According to a recent study Nicaraguans represent the vast majority of immigrants in Costa Rica at nearly 75% of the total immigrant population. According to the IOM around 12% of the population of Nicaragua has emigrated, driven by poverty, poor working conditions and youth unemployment.  Political unrest, as well as natural disasters, were the motor behind the massive arrival of Nicaraguans into the country.  This trend was principally due to the ease of entry and the ability of people to cross in and out of the country will minimal cost or risk.  However, since 2000 these push and pull factors have largely subsided.  Several immigration laws passed during the 2000s introduced harsh measures to combat undocumented immigration.  In particular, these reforms introduced criminal penalties for unauthorized presence in the country.  Some of these harsh measures were eased in later reforms that introduced humanitarian considerations to the immigration law. 

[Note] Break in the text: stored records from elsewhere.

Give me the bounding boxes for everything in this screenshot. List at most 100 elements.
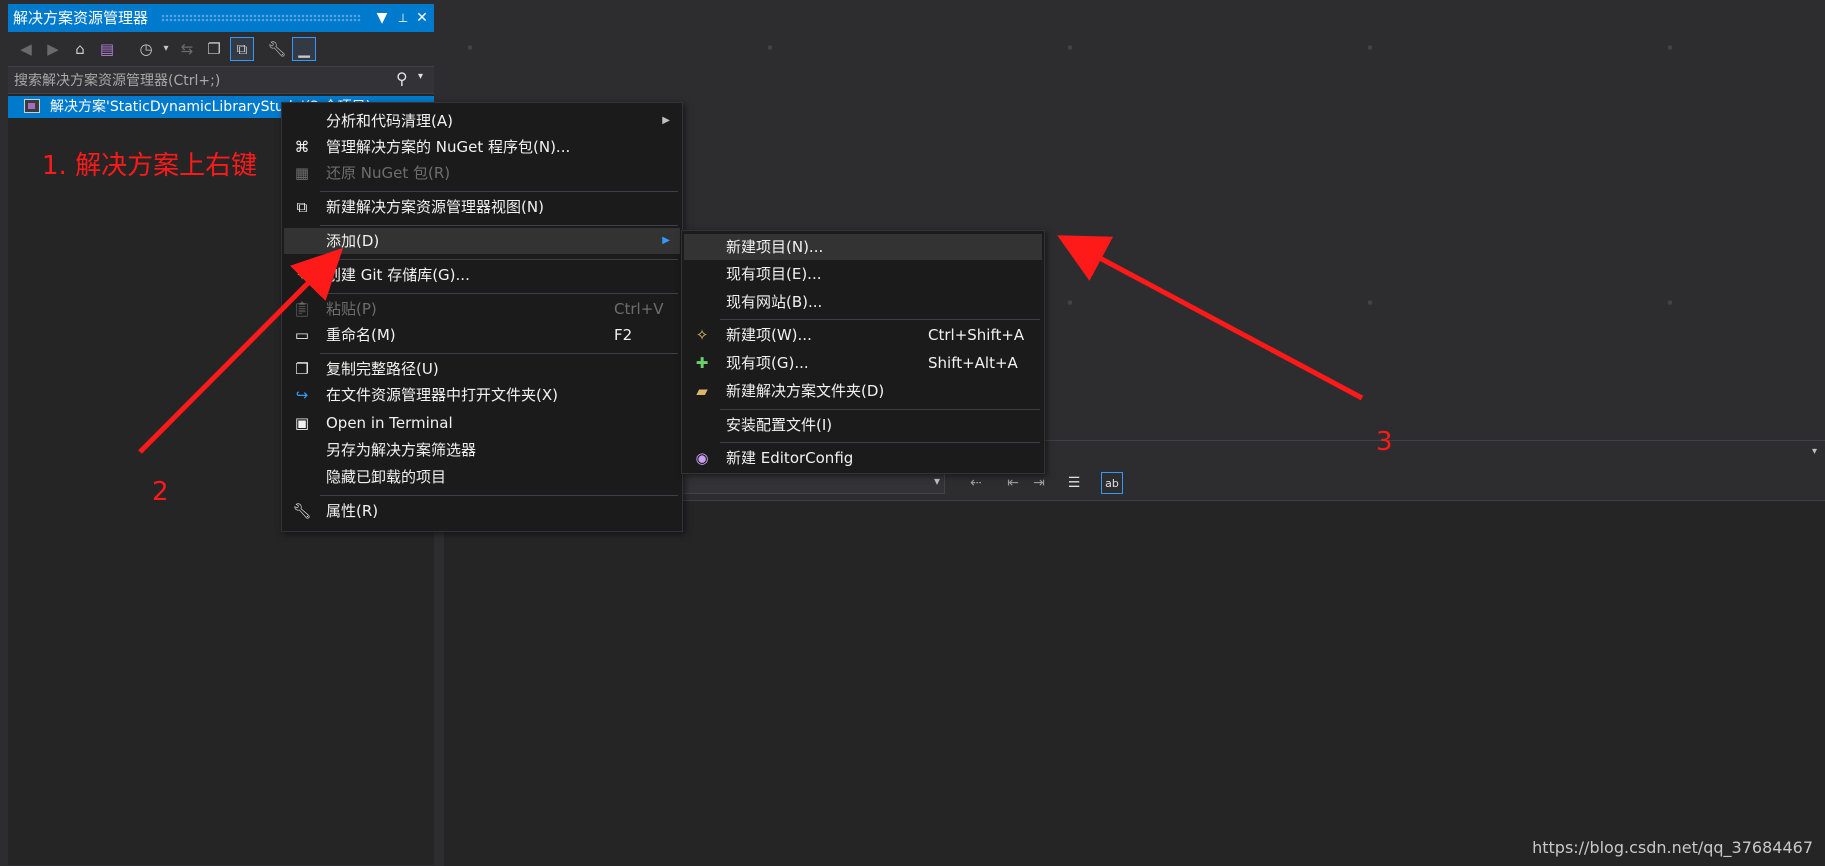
pin-icon[interactable]: ⊥: [393, 4, 413, 32]
existing-item-icon: ✚: [695, 354, 709, 372]
menu-item-label: 新建项目(N)...: [726, 238, 824, 256]
home-icon[interactable]: ⌂: [68, 37, 92, 61]
submenu-item-new-editorconfig[interactable]: ◉ 新建 EditorConfig: [684, 445, 1042, 471]
menu-item-label: 分析和代码清理(A): [326, 112, 453, 130]
restore-icon: ▦: [294, 164, 310, 182]
preview-icon[interactable]: ▁: [292, 37, 316, 61]
menu-item-label: 还原 NuGet 包(R): [326, 164, 451, 182]
new-folder-icon: ▰: [696, 382, 708, 400]
next-message-icon[interactable]: ⇥: [1028, 472, 1050, 494]
output-panel-dropdown-icon[interactable]: ▾: [1812, 446, 1817, 457]
menu-item-label: 复制完整路径(U): [326, 360, 439, 378]
submenu-arrow-icon: ▶: [662, 115, 670, 126]
solution-explorer-title-bar[interactable]: 解决方案资源管理器 ▼ ⊥ ✕: [8, 4, 434, 32]
menu-item-open-in-explorer[interactable]: ↪ 在文件资源管理器中打开文件夹(X): [284, 382, 680, 408]
menu-item-label: 安装配置文件(I): [726, 416, 833, 434]
menu-item-copy-full-path[interactable]: ❐ 复制完整路径(U): [284, 356, 680, 382]
submenu-item-new-project[interactable]: 新建项目(N)...: [684, 234, 1042, 260]
paste-icon: 📋︎: [292, 300, 312, 318]
properties-icon[interactable]: 🔧︎: [265, 37, 289, 61]
submenu-item-existing-item[interactable]: ✚ 现有项(G)... Shift+Alt+A: [684, 350, 1042, 376]
menu-separator: [320, 191, 678, 192]
submenu-item-existing-project[interactable]: 现有项目(E)...: [684, 261, 1042, 287]
menu-item-hide-unloaded[interactable]: 隐藏已卸载的项目: [284, 464, 680, 490]
annotation-step-2: 2: [152, 477, 169, 507]
search-icon[interactable]: ⚲: [396, 69, 408, 88]
clear-all-icon[interactable]: ☰: [1063, 472, 1085, 494]
menu-separator: [720, 442, 1040, 443]
menu-item-label: 另存为解决方案筛选器: [326, 441, 477, 459]
submenu-item-existing-website[interactable]: 现有网站(B)...: [684, 289, 1042, 315]
menu-separator: [320, 225, 678, 226]
search-input[interactable]: [12, 70, 396, 92]
terminal-icon: ▣: [294, 414, 310, 432]
menu-item-analyze-cleanup[interactable]: 分析和代码清理(A) ▶: [284, 108, 680, 134]
watermark: https://blog.csdn.net/qq_37684467: [1532, 838, 1813, 857]
close-icon[interactable]: ✕: [412, 4, 432, 32]
menu-item-shortcut: F2: [614, 326, 633, 344]
search-options-chevron-icon[interactable]: ▾: [418, 71, 423, 82]
annotation-step-3: 3: [1376, 427, 1393, 457]
copy-icon: ❐: [295, 360, 309, 378]
git-icon: ✦: [295, 266, 309, 284]
menu-item-add[interactable]: 添加(D) ▶: [284, 228, 680, 254]
editorconfig-icon: ◉: [695, 449, 709, 467]
submenu-arrow-icon: ▶: [662, 235, 670, 246]
switch-views-icon[interactable]: ▤: [95, 37, 119, 61]
menu-item-paste[interactable]: 📋︎ 粘贴(P) Ctrl+V: [284, 296, 680, 322]
new-view-icon: ⧉: [296, 198, 308, 216]
menu-item-properties[interactable]: 🔧︎ 属性(R): [284, 498, 680, 524]
menu-item-label: 新建解决方案文件夹(D): [726, 382, 885, 400]
menu-item-manage-nuget[interactable]: ⌘ 管理解决方案的 NuGet 程序包(N)...: [284, 134, 680, 160]
previous-message-icon[interactable]: ⇤: [1002, 472, 1024, 494]
menu-item-rename[interactable]: ▭ 重命名(M) F2: [284, 322, 680, 348]
output-panel: [444, 500, 1825, 866]
menu-item-label: 重命名(M): [326, 326, 396, 344]
menu-separator: [320, 495, 678, 496]
menu-separator: [320, 259, 678, 260]
menu-item-restore-nuget[interactable]: ▦ 还原 NuGet 包(R): [284, 160, 680, 186]
menu-item-label: 新建解决方案资源管理器视图(N): [326, 198, 544, 216]
sync-icon[interactable]: ⇆: [175, 37, 199, 61]
wrench-icon: 🔧︎: [292, 502, 312, 520]
menu-item-label: 现有网站(B)...: [726, 293, 823, 311]
menu-item-label: 属性(R): [326, 502, 379, 520]
menu-separator: [720, 409, 1040, 410]
panel-title: 解决方案资源管理器: [13, 9, 149, 27]
rename-icon: ▭: [294, 326, 310, 344]
menu-item-create-git-repo[interactable]: ✦ 创建 Git 存储库(G)...: [284, 262, 680, 288]
submenu-item-new-item[interactable]: ✧ 新建项(W)... Ctrl+Shift+A: [684, 322, 1042, 348]
menu-item-label: 新建项(W)...: [726, 326, 812, 344]
solution-icon: [24, 99, 40, 113]
menu-item-label: 在文件资源管理器中打开文件夹(X): [326, 386, 558, 404]
forward-icon[interactable]: ▶: [41, 37, 65, 61]
menu-item-label: 创建 Git 存储库(G)...: [326, 266, 470, 284]
nuget-icon: ⌘: [294, 138, 310, 156]
solution-context-menu: 分析和代码清理(A) ▶ ⌘ 管理解决方案的 NuGet 程序包(N)... ▦…: [281, 102, 683, 532]
open-folder-icon: ↪: [295, 386, 309, 404]
drag-grip[interactable]: [161, 14, 361, 22]
menu-item-shortcut: Ctrl+V: [614, 300, 664, 318]
new-item-icon: ✧: [695, 326, 709, 344]
submenu-item-install-config[interactable]: 安装配置文件(I): [684, 412, 1042, 438]
submenu-item-new-solution-folder[interactable]: ▰ 新建解决方案文件夹(D): [684, 378, 1042, 404]
add-submenu: 新建项目(N)... 现有项目(E)... 现有网站(B)... ✧ 新建项(W…: [681, 230, 1045, 474]
menu-item-label: 现有项(G)...: [726, 354, 809, 372]
collapse-all-icon[interactable]: ❐: [202, 37, 226, 61]
window-position-dropdown-icon[interactable]: ▼: [372, 4, 392, 32]
menu-item-label: 现有项目(E)...: [726, 265, 822, 283]
menu-item-label: 隐藏已卸载的项目: [326, 468, 447, 486]
menu-separator: [320, 353, 678, 354]
annotation-step-1: 1. 解决方案上右键: [42, 151, 258, 181]
menu-separator: [720, 319, 1040, 320]
solution-explorer-toolbar: ◀ ▶ ⌂ ▤ ◷ ▾ ⇆ ❐ ⧉ 🔧︎ ▁: [8, 32, 434, 66]
menu-item-shortcut: Shift+Alt+A: [928, 354, 1018, 372]
menu-item-save-as-filter[interactable]: 另存为解决方案筛选器: [284, 437, 680, 463]
back-icon[interactable]: ◀: [14, 37, 38, 61]
menu-item-new-se-view[interactable]: ⧉ 新建解决方案资源管理器视图(N): [284, 194, 680, 220]
menu-item-open-in-terminal[interactable]: ▣ Open in Terminal: [284, 410, 680, 436]
word-wrap-icon[interactable]: ab: [1101, 472, 1123, 494]
show-all-files-icon[interactable]: ⧉: [230, 37, 254, 61]
search-box: ⚲ ▾: [8, 66, 434, 94]
find-message-icon[interactable]: ⇠: [965, 472, 987, 494]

With respect to insertion in the society, Nicaraguan men tend to outnumber Costa Rican men in the agriculture and construction sectors, while Nicaraguan women tend to be overrepresented in domestic labor.  This trend parallels immigrant insertion patterns in many developed countries including the US and Spain. 

Another trend that is reflected in the modern migration order in Costa Rica that is present throughout the region is the increasing presence of Colombian migrants.  Between 2000 and 2010, the number of immigrants from Colombia has doubled in Costa Rica.  A similar, if somewhat less striking trend can be seen in Chile.  The exodus of Colombians has been occurring over the past two decades in response to political violence and economic insecurity.  However, as traditional destinations such as Spain and the US tighten restrictions on entry, the flow of emigrants from Colombia has also spread out in Latin America.  Regional migration such as this offers many benefits over traditional destinations.  In particular, immigrating to Costa Rica is less expensive and dangerous than longer trajectories for Colombian migrants.  While the potential income disparities are less between Costa Rica and Colombia, being close to home allows for more return travel and a closer connection with family and friends left behind.  This is an important consideration in light of the fact that many immigrants consider their travels abroad to be temporary movements.  Thus, the high barriers to entry and the sometimes prohibitive costs of emigrating to Europe or the US make local destinations such as Costa Rica attractive.

The impact on Costa Rican society by the arrival of immigrants into their society has been nuanced.  Costa Rica is far from a socially homogenous society.  The four principle cities of the Central Valley make up the bulk of Costa Rica’s population, but the country is far from homogenous.  Along the Caribbean coast in the province of Limon a large Caribbean population resides, accounting for nearly all of Costa Rica’s West Indian population.  Along the northern Pacific coast in the province of Guanacaste, los guanacastecos represent a mestizo mix unique from the populations in the Central Valley.  Increasing numbers of foreigners challenge the society in many of the same ways witnessed in other countries with large percentages of foreign-born people.  However, Costa Rica’s long tradition of receiving immigrant communities from Europe and other areas has made the social fabric at least marginally more receptive to outsiders.

What remains to be seen in countries such as Costa Rica is the ability of a government with limited resources to deal with immigration in a controlled and beneficial manner.  The challenges to countries with emerging, but fragile economies are great and the potential for backlash against immigrant populations cannot be discounted.  Costa Rica is a unique example in the Americas, particularly Central America, because of its long tradition of human rights defense and the promotion of democracy.  How these values grow and flourish in a society that is increasingly multicultural is a key component of developing peaceful and prosperous societies in an increasingly diverse world.